Some 11 hours after leaving, we’re back at here in Boston, where the Yankees and Red Sox will try to find some pitching after last night’s slugfest. I wouldn’t expect Johnny Damon to be in the lineup this afternoon for the Yankees, as he said his right knee was probably going to swell up considerably overnight. We’ll check on that downstairs but I’d expect Eric Hinske would be in.

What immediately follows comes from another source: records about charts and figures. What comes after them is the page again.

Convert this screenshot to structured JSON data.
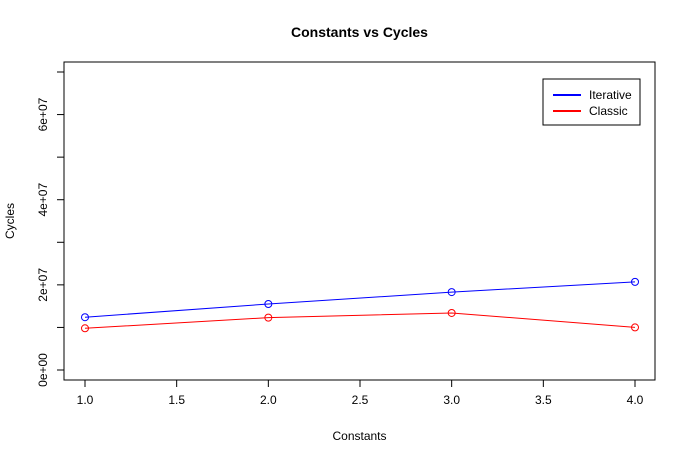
{
  "chart_data": {
    "type": "line",
    "title": "Constants vs Cycles",
    "xlabel": "Constants",
    "ylabel": "Cycles",
    "x": [
      1,
      2,
      3,
      4
    ],
    "xlim": [
      1,
      4
    ],
    "ylim": [
      0,
      70000000
    ],
    "x_ticks": [
      1.0,
      1.5,
      2.0,
      2.5,
      3.0,
      3.5,
      4.0
    ],
    "x_tick_labels": [
      "1.0",
      "1.5",
      "2.0",
      "2.5",
      "3.0",
      "3.5",
      "4.0"
    ],
    "y_ticks": [
      0,
      10000000,
      20000000,
      30000000,
      40000000,
      50000000,
      60000000,
      70000000
    ],
    "y_tick_labels": [
      "0e+00",
      "",
      "2e+07",
      "",
      "4e+07",
      "",
      "6e+07",
      ""
    ],
    "grid": false,
    "legend_position": "top-right",
    "markers": "open-circle",
    "series": [
      {
        "name": "Iterative",
        "color": "#0000ff",
        "values": [
          12400000,
          15500000,
          18300000,
          20700000
        ]
      },
      {
        "name": "Classic",
        "color": "#ff0000",
        "values": [
          9800000,
          12300000,
          13400000,
          10000000
        ]
      }
    ]
  }
}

It got lost in the frantic scoring last night, but Brian Bruney might have evaporated all of the trust he’s built with Joe Girardi over the last few weeks. The fact that Bruney came in and couldn’t throw strikes with an 11-run lead is troubling. When he fell behind 2–0 on Alex Gonzalez, both Mark Teixeira and Alex Rodriguez sprinted to the mound and got in Bruney’s face, as if to say, “It’s Alex Gonzalez — get the ball over the plate!”

Damaso Marte did what the Yankees paid him $12 million over three years to do … get David Ortiz out. Sergio Mitre didn’t look sharp in a ‘just-keep-it-close’ appearance, but you’d figure he stays in the rotation when we get back to New York.

I wasn’t here for the ’99 All-Star Game, wish I had been. But I do have a quick Ted Williams story for you — back in my baseball card collecting days, I pulled what would become the unchallenged prize of my collection one day (for you Rocklanders, a shout-out to T.J.’s in Suffern, N.Y. Anyone know if it still there?). Stowed within a pack of cards was a Ted Williams autograph, serially numbered at №6 of 406.

While I very rarely go through those cards anymore, I know that I still have it, sealed in thick plastic. Someday I know I’ll pass it on, and it remains the most valuable card I’ve ever owned …unless someone wants to gift me a 1952 Topps Mickey Mantle, which would be just fine. I promise I’d give it a good home.